While I am no fan of big oak (unwooded Chablis is my desert-island chardonnay), often I feel the greater evil is a surfeit of sweetness. All wines, even "dry" ones, contain traces of residual sugar not consumed by yeast in the fermenting vat. How much to leave in is a judgment call because one can stop fermentation at any point; sooner means sweeter (hello, Yellow Tail), later means drier.

I developed yet another case of sugar shock while tasting an array of chardonnays recently. The good ones were models of balance, lively with acidity and layered with nuances, even though they carried substantial oak on their backs. The inferior ones, while not what I would call offensive, could have been better with less sugar or, at least, with more acidity to balance the sweetness.

Let me start with a few winners, none of them cheap. Forman Chardonnay 2010 from Napa Valley ($52.95; score 94) wears its wood in a manner that reminded me of Sophia Loren's description of a good dress – "serving its purpose without obstructing the view." Ripe with tropical fruit flavour, it manages to deliver floral perfume and bright acidity.

Ridge Estate Chardonnay from the Santa Cruz Mountains ($49.95; 95 points), aged a full year in both new and used barrels, integrates just enough toasty-oak flavour into a creamy but crisp core of tropical fruit. And Sol De Andes Reserva Especial Chardonnay 2009 from Chile ($17.94, 90 points) is a model of the balanced big-body style at a reasonable price.

On the less successful side, there is Clos du Bois Calcaire Chardonnay 2010 from California's Russian River Valley ($24.95; 85 points). It clearly has seen time in the barrel, with enough caramel to evoke 12-year-old Scotch, but it might have found its mark with more acidity to underscore the ample fruit that seemed to be hiding behind the logs. Rodney Strong Chardonnay 2009 from Sonoma ($20.95; 86 points) is more demurely oaked, but it's just too sweet to go with most food. I could go on.

It's not as simple as turning down the sugar dial in the cellar, of course. Good balance depends on a host of variables, including weather, soil, yeast and the choice of when to harvest. But I suspect that most sweet chardonnays are saccharine by design rather than because of error or the vagaries of nature.

Most Americans – Canadians too – judge wine without regard to food. That's where sugar comes in. Though we may pay lip service to food-and-wine pairing, generally we treat wine as a cocktail, talking dry while craving sweet. Whether it's got the structure and acidity to cleanse the palate and bring lift to a dish matters little in the end. Otherwise, we would be buying a lot more crisp Chablis, which generally offers good value compared with $18-and-up hot-climate chardonnay. We would also seek out more lively chardonnays from cool-climate regions in New Zealand (Kumeu River is outstanding) and Canada (Tawse and Painted Rock are impressive).

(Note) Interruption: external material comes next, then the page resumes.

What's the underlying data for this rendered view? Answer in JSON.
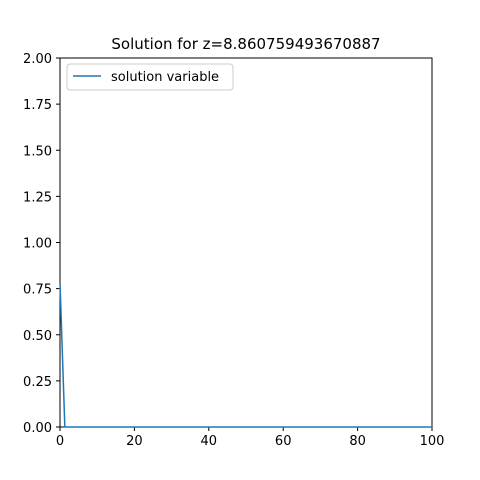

If there's a poster wine for the Kool-Aid style, it's Kendall-Jackson Vintner's Reserve Chardonnay. Created in the early 1980s by the late Jess Jackson, who made a vast fortune as a property-rights lawyer and computer-services entrepreneur, it went on to become one of the most popular wines in the United States, the first premium juggernaut. Its poorly kept secret? Just enough residual sugar to technically qualify as dry while delivering what the mass market really wanted. Over the years, I have heard high-minded winemakers lambaste the product for its chemistry-set sleight of hand. Commercial success breeds derision in the land of wine snobbery.

As I tasted the 2010 vintage of Vintner's Reserve the other week (priced at $19.95 in Ontario; 88 points), I was surprised. Next to the Clos du Bois and Rodney Strong, sampled side by side, it seemed well-balanced, with firmer acid backbone than in its early vintages. A little too engineered to rank as excellent in my mind, like a slickly produced Auto-Tune vocal, but balanced. Kool-Aid it's not. Thank goodness.